Fidelity asset allocation director Trevor Greetham has started to cut back on his commodity exposure in light of slowing growth expectations from China.
Greetham, who manages Fidelity’s multi-asset funds and oversees the group’s asset allocation process, is moving to “a slightly more defensive position” amid signs that global growth is cooling off.
In his latest update, he says: “This is a very bullish environment for stocks but at the margin it appears that growth is cooling off a little. In commodities and commodity-sensitive markets, we are starting to reduce.”
Greetham adds that one of the issues he is most cautious about is the growth prospects of China, where the authorities have been taking steps to reduce unsustainable expansion in the economy.
He says: “That suggests to us that we could see some weakness in the commodity markets and in the emerging markets as the world economy as whole softens slightly over the summer.”
According to the latest Bank of America Merrill Lynch fund manager survey, a net 29 per cent of asset allocators were underweight commodities in May, which is the lowest weighting to the asset class since December 2008.

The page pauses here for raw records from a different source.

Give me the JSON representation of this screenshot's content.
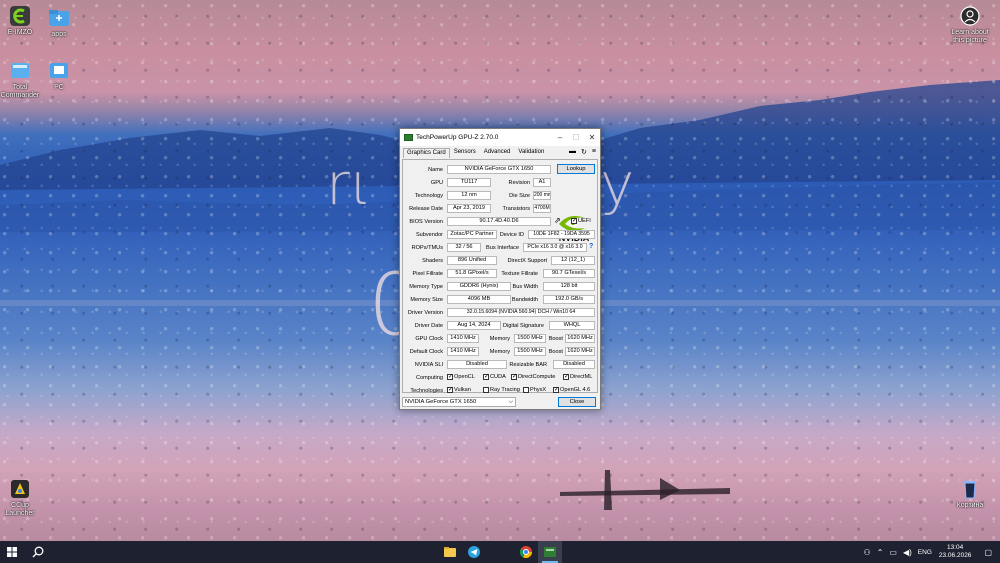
{
  "desktop": {
    "icons_left": [
      {
        "label": "E-IMZO",
        "icon": "e-imzo-icon"
      },
      {
        "label": "apps",
        "icon": "folder-icon"
      },
      {
        "label": "Total Commander",
        "icon": "total-commander-icon"
      },
      {
        "label": "PC",
        "icon": "pc-icon"
      },
      {
        "label": "CCup Launcher",
        "icon": "ccup-launcher-icon"
      }
    ],
    "icons_right": [
      {
        "label": "Learn about this picture",
        "icon": "camera-icon"
      },
      {
        "label": "Корзина",
        "icon": "recycle-bin-icon"
      }
    ]
  },
  "gpuz": {
    "title": "TechPowerUp GPU-Z 2.70.0",
    "tabs": [
      "Graphics Card",
      "Sensors",
      "Advanced",
      "Validation"
    ],
    "lookup_label": "Lookup",
    "vendor_logo_text": "NVIDIA",
    "labels": {
      "name": "Name",
      "gpu": "GPU",
      "revision": "Revision",
      "technology": "Technology",
      "die_size": "Die Size",
      "release_date": "Release Date",
      "transistors": "Transistors",
      "bios_version": "BIOS Version",
      "uefi": "UEFI",
      "subvendor": "Subvendor",
      "device_id": "Device ID",
      "rops_tmus": "ROPs/TMUs",
      "bus_interface": "Bus Interface",
      "shaders": "Shaders",
      "directx_support": "DirectX Support",
      "pixel_fillrate": "Pixel Fillrate",
      "texture_fillrate": "Texture Fillrate",
      "memory_type": "Memory Type",
      "bus_width": "Bus Width",
      "memory_size": "Memory Size",
      "bandwidth": "Bandwidth",
      "driver_version": "Driver Version",
      "driver_date": "Driver Date",
      "digital_signature": "Digital Signature",
      "gpu_clock": "GPU Clock",
      "memory": "Memory",
      "boost": "Boost",
      "default_clock": "Default Clock",
      "nvidia_sli": "NVIDIA SLI",
      "resizable_bar": "Resizable BAR",
      "computing": "Computing",
      "technologies": "Technologies"
    },
    "values": {
      "name": "NVIDIA GeForce GTX 1650",
      "gpu": "TU117",
      "revision": "A1",
      "technology": "12 nm",
      "die_size": "200 mm²",
      "release_date": "Apr 23, 2019",
      "transistors": "4700M",
      "bios_version": "90.17.4D.40.D6",
      "subvendor": "Zotac/PC Partner",
      "device_id": "10DE 1F82 - 19DA 3595",
      "rops_tmus": "32 / 56",
      "bus_interface": "PCIe x16 3.0 @ x16 3.0",
      "shaders": "896 Unified",
      "directx_support": "12 (12_1)",
      "pixel_fillrate": "51.8 GPixel/s",
      "texture_fillrate": "90.7 GTexel/s",
      "memory_type": "GDDR6 (Hynix)",
      "bus_width": "128 bit",
      "memory_size": "4096 MB",
      "bandwidth": "192.0 GB/s",
      "driver_version": "32.0.15.6094 (NVIDIA 560.94) DCH / Win10 64",
      "driver_date": "Aug 14, 2024",
      "digital_signature": "WHQL",
      "gpu_clock": "1410 MHz",
      "gpu_memory": "1500 MHz",
      "gpu_boost": "1620 MHz",
      "default_clock": "1410 MHz",
      "default_memory": "1500 MHz",
      "default_boost": "1620 MHz",
      "nvidia_sli": "Disabled",
      "resizable_bar": "Disabled"
    },
    "computing": [
      {
        "label": "OpenCL",
        "checked": true
      },
      {
        "label": "CUDA",
        "checked": true
      },
      {
        "label": "DirectCompute",
        "checked": true
      },
      {
        "label": "DirectML",
        "checked": true
      }
    ],
    "technologies": [
      {
        "label": "Vulkan",
        "checked": true
      },
      {
        "label": "Ray Tracing",
        "checked": false
      },
      {
        "label": "PhysX",
        "checked": false
      },
      {
        "label": "OpenGL 4.6",
        "checked": true
      }
    ],
    "selected_gpu": "NVIDIA GeForce GTX 1650",
    "close_label": "Close"
  },
  "taskbar": {
    "apps": [
      "file-explorer-icon",
      "telegram-icon",
      "chrome-icon",
      "gpuz-icon"
    ],
    "language": "ENG",
    "time": "13:04",
    "date": "23.06.2026"
  },
  "colors": {
    "nvidia_green": "#76b900",
    "accent": "#0078d7",
    "taskbar": "#1e2230"
  }
}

The shift comes after mounting concerns that the world’s second largest economy is heading for a so-called hard landing. A Chinese hard landing and commodity price collapse is now the second most feared tail-risk, being cited by one-quarter of fund managers.
Greetham is currently overweight US and Japanese equities, owing to the strength of the US economy and the recent monetary and fiscal loosening recently unleashed in Japan.